In turn, ICF defines coaching as partnering with clients in a thought-provoking and creative process that inspires them to maximize their personal and professional potential.
So, when we combine the two words, the concept we end up with is that each of us is unique and complete and that with the power of coaching we are able to provoke our thoughts in a creative way and that leads to fulfillment of personal and professional growth. In self-coaching, one part of me is the coach and another part is the client. I partner with my own self and this coach in me believes that everything is achievable and is able to trigger thoughts, so as to be able to achieve my goals.
I have been coached many times in my own coaching journey. Each time the actual coaching would finish typically in an hours’ time, and then I would quickly make some notes on my take-aways from the session.
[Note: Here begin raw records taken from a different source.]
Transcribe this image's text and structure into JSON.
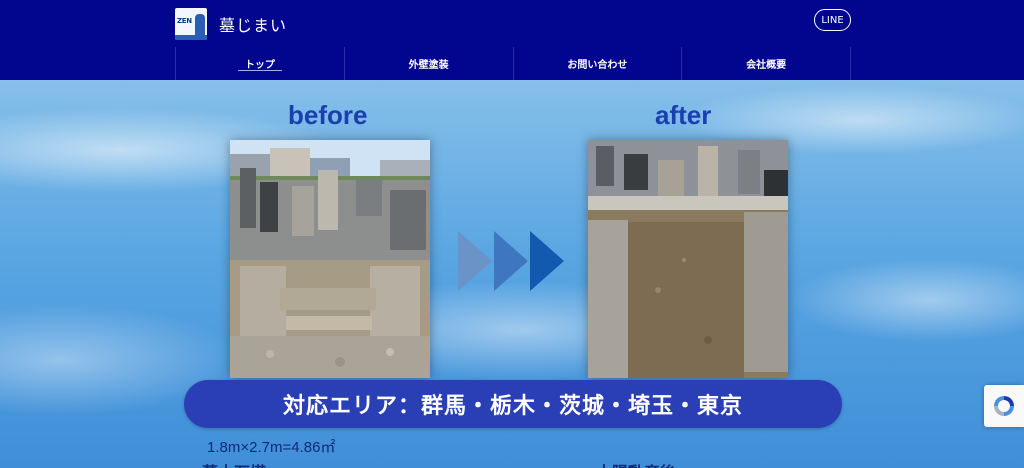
{
  "header": {
    "logo_text": "ZEN",
    "site_name": "墓じまい",
    "line_button": "LINE"
  },
  "nav": {
    "items": [
      {
        "label": "トップ",
        "active": true
      },
      {
        "label": "外壁塗装",
        "active": false
      },
      {
        "label": "お問い合わせ",
        "active": false
      },
      {
        "label": "会社概要",
        "active": false
      }
    ]
  },
  "hero": {
    "before_label": "before",
    "after_label": "after",
    "banner": "対応エリア：群馬・栃木・茨城・埼玉・東京",
    "spec": "1.8m×2.7m=4.86㎡",
    "cut_left": "墓大石塔",
    "cut_right": "太陽動産後"
  },
  "colors": {
    "header_bg": "#02058e",
    "accent": "#1a3fae",
    "banner_bg": "#2a3fb6",
    "arrow_light": "#5f8fcf",
    "arrow_dark": "#1d5fb8"
  },
  "icons": {
    "arrows": "triple-chevron-right-icon",
    "recaptcha": "recaptcha-icon"
  }
}
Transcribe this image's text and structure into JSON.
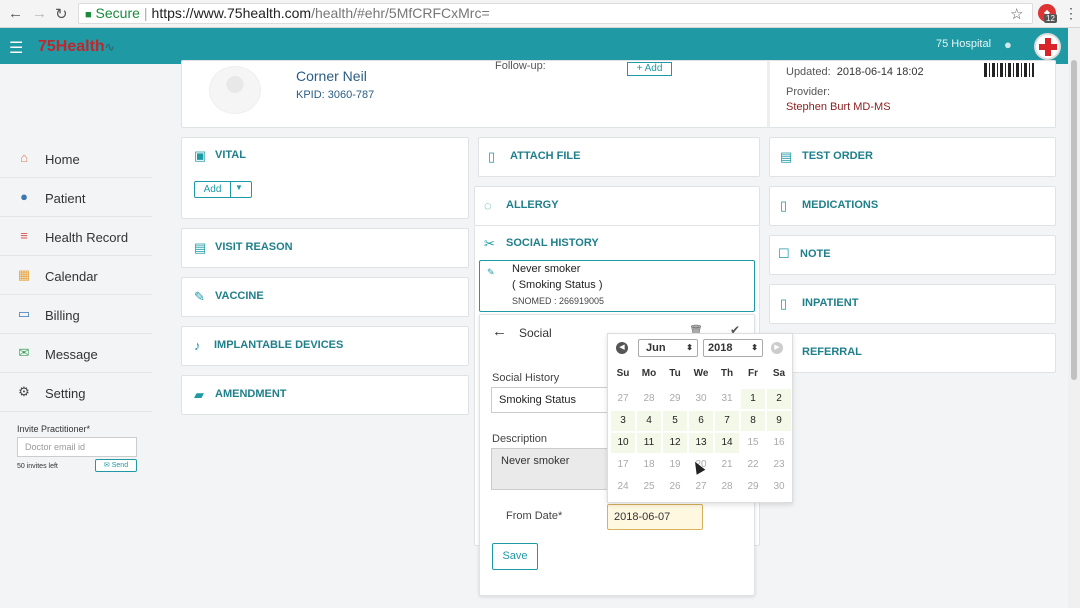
{
  "browser": {
    "secure_label": "Secure",
    "url_host": "https://www.75health.com",
    "url_path": "/health/#ehr/5MfCRFCxMrc=",
    "extension_badge": "12"
  },
  "app": {
    "logo_text": "75Health",
    "hospital": "75 Hospital"
  },
  "sidebar": {
    "items": [
      {
        "label": "Home",
        "icon": "home-icon",
        "color": "#e07b5a"
      },
      {
        "label": "Patient",
        "icon": "user-icon",
        "color": "#3b78b0"
      },
      {
        "label": "Health Record",
        "icon": "list-icon",
        "color": "#d9534f"
      },
      {
        "label": "Calendar",
        "icon": "calendar-icon",
        "color": "#e8a33b"
      },
      {
        "label": "Billing",
        "icon": "card-icon",
        "color": "#3b78b0"
      },
      {
        "label": "Message",
        "icon": "envelope-icon",
        "color": "#3aa05a"
      },
      {
        "label": "Setting",
        "icon": "gear-icon",
        "color": "#444444"
      }
    ],
    "invite_label": "Invite Practitioner*",
    "invite_placeholder": "Doctor email id",
    "invites_left": "50 invites left",
    "send_label": "Send"
  },
  "patient": {
    "name": "Corner Neil",
    "kpid": "KPID: 3060-787",
    "followup_label": "Follow-up:",
    "followup_add": "+ Add",
    "updated_label": "Updated:",
    "updated_value": "2018-06-14 18:02",
    "provider_label": "Provider:",
    "provider_name": "Stephen Burt MD-MS"
  },
  "sections_left": [
    {
      "title": "VITAL",
      "icon": "vital-icon"
    },
    {
      "title": "VISIT REASON",
      "icon": "visit-reason-icon"
    },
    {
      "title": "VACCINE",
      "icon": "vaccine-icon"
    },
    {
      "title": "IMPLANTABLE DEVICES",
      "icon": "implant-icon"
    },
    {
      "title": "AMENDMENT",
      "icon": "amendment-icon"
    }
  ],
  "vital_add_label": "Add",
  "sections_mid": [
    {
      "title": "ATTACH FILE",
      "icon": "attach-file-icon"
    },
    {
      "title": "ALLERGY",
      "icon": "allergy-icon"
    },
    {
      "title": "SOCIAL HISTORY",
      "icon": "social-history-icon"
    }
  ],
  "sections_right": [
    {
      "title": "TEST ORDER",
      "icon": "test-order-icon"
    },
    {
      "title": "MEDICATIONS",
      "icon": "medications-icon"
    },
    {
      "title": "NOTE",
      "icon": "note-icon"
    },
    {
      "title": "INPATIENT",
      "icon": "inpatient-icon"
    },
    {
      "title": "REFERRAL",
      "icon": "referral-icon"
    }
  ],
  "social_entry": {
    "line1": "Never smoker",
    "line2": "( Smoking Status )",
    "line3": "SNOMED : 266919005"
  },
  "social_form": {
    "title": "Social",
    "social_history_label": "Social History",
    "social_history_value": "Smoking Status",
    "description_label": "Description",
    "description_value": "Never smoker",
    "from_date_label": "From Date*",
    "from_date_value": "2018-06-07",
    "save_label": "Save"
  },
  "datepicker": {
    "month": "Jun",
    "year": "2018",
    "dow": [
      "Su",
      "Mo",
      "Tu",
      "We",
      "Th",
      "Fr",
      "Sa"
    ],
    "weeks": [
      [
        [
          "27",
          0
        ],
        [
          "28",
          0
        ],
        [
          "29",
          0
        ],
        [
          "30",
          0
        ],
        [
          "31",
          0
        ],
        [
          "1",
          1
        ],
        [
          "2",
          1
        ]
      ],
      [
        [
          "3",
          1
        ],
        [
          "4",
          1
        ],
        [
          "5",
          1
        ],
        [
          "6",
          1
        ],
        [
          "7",
          1
        ],
        [
          "8",
          1
        ],
        [
          "9",
          1
        ]
      ],
      [
        [
          "10",
          1
        ],
        [
          "11",
          1
        ],
        [
          "12",
          1
        ],
        [
          "13",
          1
        ],
        [
          "14",
          1
        ],
        [
          "15",
          0
        ],
        [
          "16",
          0
        ]
      ],
      [
        [
          "17",
          0
        ],
        [
          "18",
          0
        ],
        [
          "19",
          0
        ],
        [
          "20",
          0
        ],
        [
          "21",
          0
        ],
        [
          "22",
          0
        ],
        [
          "23",
          0
        ]
      ],
      [
        [
          "24",
          0
        ],
        [
          "25",
          0
        ],
        [
          "26",
          0
        ],
        [
          "27",
          0
        ],
        [
          "28",
          0
        ],
        [
          "29",
          0
        ],
        [
          "30",
          0
        ]
      ]
    ]
  },
  "colors": {
    "brand": "#1f9aa5",
    "logo_red": "#c0272d"
  }
}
In the beginning, I would often write them, action them a few times and forget about them in a few days.
Working with a coach can be a life-changing experience, but for the actual “doing” to happen so that you can achieve goals, self-coaching can be the answer. Ever since I started to coach myself on those handwritten take-aways, I’ve witnessed more progress. Initially, I started with being my own coach for some smaller things in my life. Now, after over a year of practice, self-coaching has made me more aware of myself.
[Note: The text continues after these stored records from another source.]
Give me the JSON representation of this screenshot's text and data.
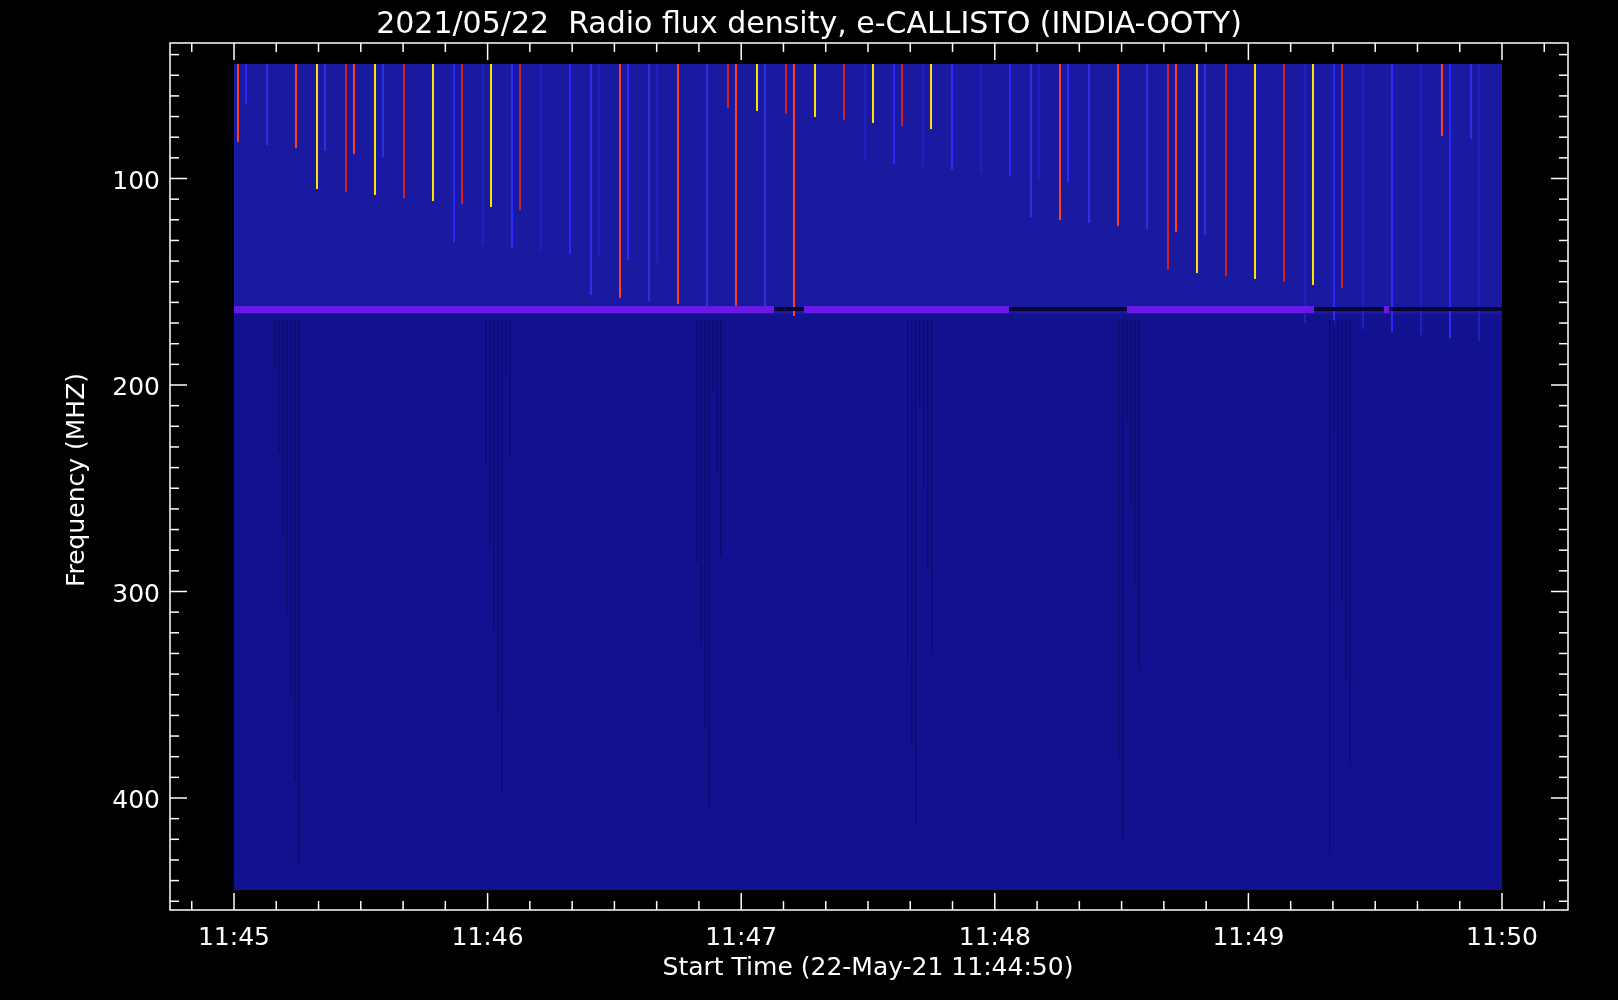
{
  "title": "2021/05/22  Radio flux density, e-CALLISTO (INDIA-OOTY)",
  "y_axis": {
    "label": "Frequency (MHZ)",
    "ticks": [
      "100",
      "200",
      "300",
      "400"
    ]
  },
  "x_axis": {
    "label": "Start Time (22-May-21 11:44:50)",
    "ticks": [
      "11:45",
      "11:46",
      "11:47",
      "11:48",
      "11:49",
      "11:50"
    ]
  }
}
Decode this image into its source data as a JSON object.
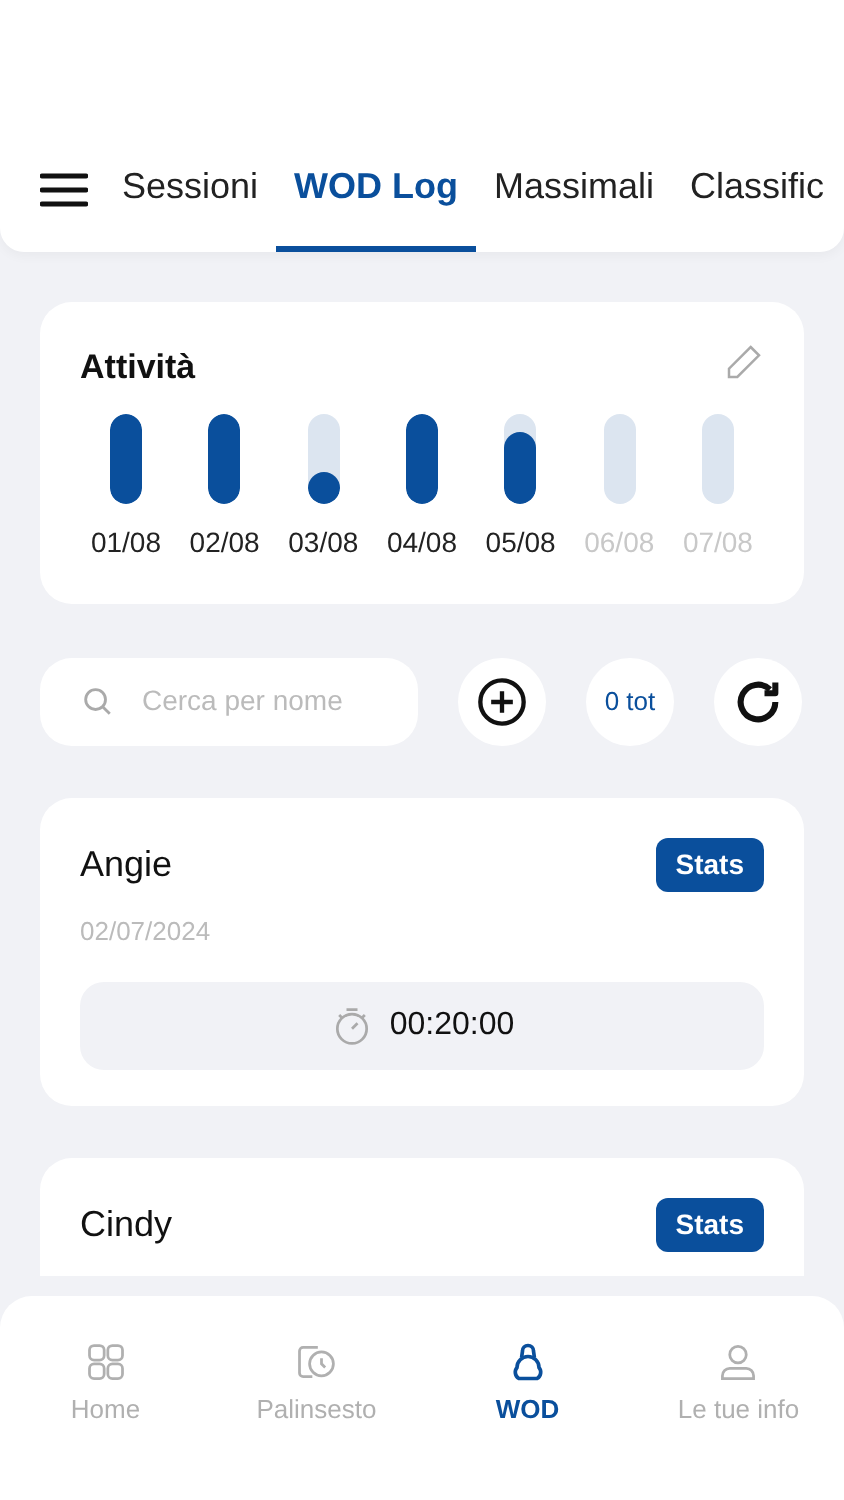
{
  "tabs": [
    {
      "label": "Sessioni",
      "selected": false
    },
    {
      "label": "WOD Log",
      "selected": true
    },
    {
      "label": "Massimali",
      "selected": false
    },
    {
      "label": "Classific",
      "selected": false
    }
  ],
  "activity": {
    "title": "Attività",
    "days": [
      {
        "label": "01/08",
        "level": 1,
        "future": false
      },
      {
        "label": "02/08",
        "level": 1,
        "future": false
      },
      {
        "label": "03/08",
        "level": 0.35,
        "future": false
      },
      {
        "label": "04/08",
        "level": 1,
        "future": false
      },
      {
        "label": "05/08",
        "level": 0.8,
        "future": false
      },
      {
        "label": "06/08",
        "future": true
      },
      {
        "label": "07/08",
        "future": true
      }
    ]
  },
  "search": {
    "placeholder": "Cerca per nome"
  },
  "total": "0 tot",
  "workouts": [
    {
      "name": "Angie",
      "badge": "Stats",
      "date": "02/07/2024",
      "time": "00:20:00"
    },
    {
      "name": "Cindy",
      "badge": "Stats"
    }
  ],
  "nav": [
    {
      "label": "Home",
      "selected": false,
      "kind": "grid"
    },
    {
      "label": "Palinsesto",
      "selected": false,
      "kind": "history"
    },
    {
      "label": "WOD",
      "selected": true,
      "kind": "kettlebell"
    },
    {
      "label": "Le tue info",
      "selected": false,
      "kind": "user"
    }
  ]
}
In a traditional coaching setup, the coach holds the space and supports us to be vulnerable. Achieving this vulnerability when you’re coaching yourself is the most difficult part of self-coaching. The brain is already prepared and convinced that you are not capable of certain things and it will try to convince you about the same. The only technique which I have found profoundly helpful is by becoming a witness. You literally have to witness what is happening. You become a “fly on a wall” and you watch the conversation between two people – both of who are a part you.
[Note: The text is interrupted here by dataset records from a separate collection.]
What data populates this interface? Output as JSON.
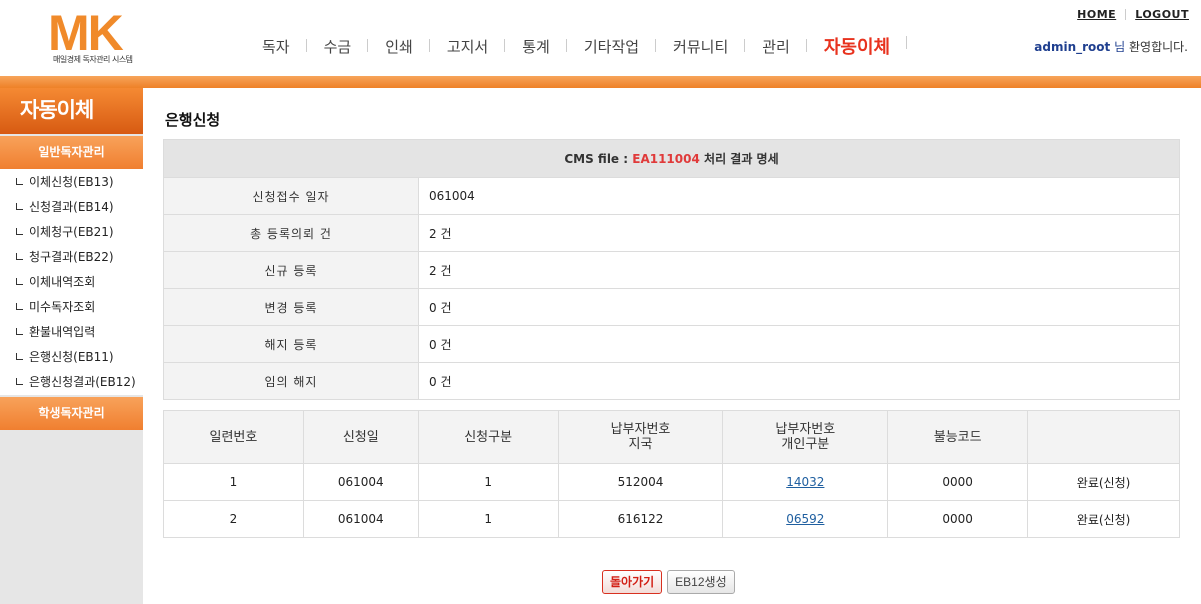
{
  "header": {
    "logo_text": "MK",
    "logo_sub": "매일경제 독자관리 시스템",
    "nav": [
      "독자",
      "수금",
      "인쇄",
      "고지서",
      "통계",
      "기타작업",
      "커뮤니티",
      "관리",
      "자동이체"
    ],
    "home": "HOME",
    "logout": "LOGOUT",
    "user": "admin_root",
    "user_suffix": "님",
    "welcome": "환영합니다."
  },
  "sidebar": {
    "title": "자동이체",
    "cat1": "일반독자관리",
    "items": [
      "이체신청(EB13)",
      "신청결과(EB14)",
      "이체청구(EB21)",
      "청구결과(EB22)",
      "이체내역조회",
      "미수독자조회",
      "환불내역입력",
      "은행신청(EB11)",
      "은행신청결과(EB12)"
    ],
    "cat2": "학생독자관리"
  },
  "main": {
    "title": "은행신청",
    "file_prefix": "CMS file :",
    "file_name": "EA111004",
    "file_suffix": "처리 결과 명세",
    "info": [
      {
        "label": "신청접수 일자",
        "value": "061004"
      },
      {
        "label": "총 등록의뢰 건",
        "value": "2 건"
      },
      {
        "label": "신규 등록",
        "value": "2 건"
      },
      {
        "label": "변경 등록",
        "value": "0 건"
      },
      {
        "label": "해지 등록",
        "value": "0 건"
      },
      {
        "label": "임의 해지",
        "value": "0 건"
      }
    ],
    "columns": {
      "seq": "일련번호",
      "date": "신청일",
      "type": "신청구분",
      "payer_1": "납부자번호",
      "payer_2": "지국",
      "pid_1": "납부자번호",
      "pid_2": "개인구분",
      "fail": "불능코드",
      "status": ""
    },
    "rows": [
      {
        "seq": "1",
        "date": "061004",
        "type": "1",
        "branch": "512004",
        "personal": "14032",
        "fail": "0000",
        "status": "완료(신청)"
      },
      {
        "seq": "2",
        "date": "061004",
        "type": "1",
        "branch": "616122",
        "personal": "06592",
        "fail": "0000",
        "status": "완료(신청)"
      }
    ],
    "buttons": {
      "back": "돌아가기",
      "generate": "EB12생성"
    }
  }
}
The self-coaching model that works for me is structured like normal coaching. We need to move from a thought-based conversation, to a more feeling-based level, which leads us to a doing state, and then ultimately to achieving the results or the goals.
These are the steps I follow when I coach myself:
- Identify your goal
- Listen to yourself, your systems (that would entail, you, the other players who would support you in this goal, the larger space that is going to benefit by achieving this goal, and finally the universe)
- Be present for yourself and in your circumstances (focus!)
- Have unconditional positive regard for yourself
- Watch out for your beliefs and values and challenge yourself by asking which beliefs are serving you and which aren’t anymore.
- Identify your accountability partner, who can be your friend, a well-wisher, a colleague, or your journal book. Sometimes my feelings are my accountability partner. My own example with fitness where I have identified is that on the days I do exercise, I feel motivated, charged up, positive. I want to experience that feeling every day, so my focus is on that feeling and I end up exercising with less effort. What do you want to focus on? Who can be your accountability partner?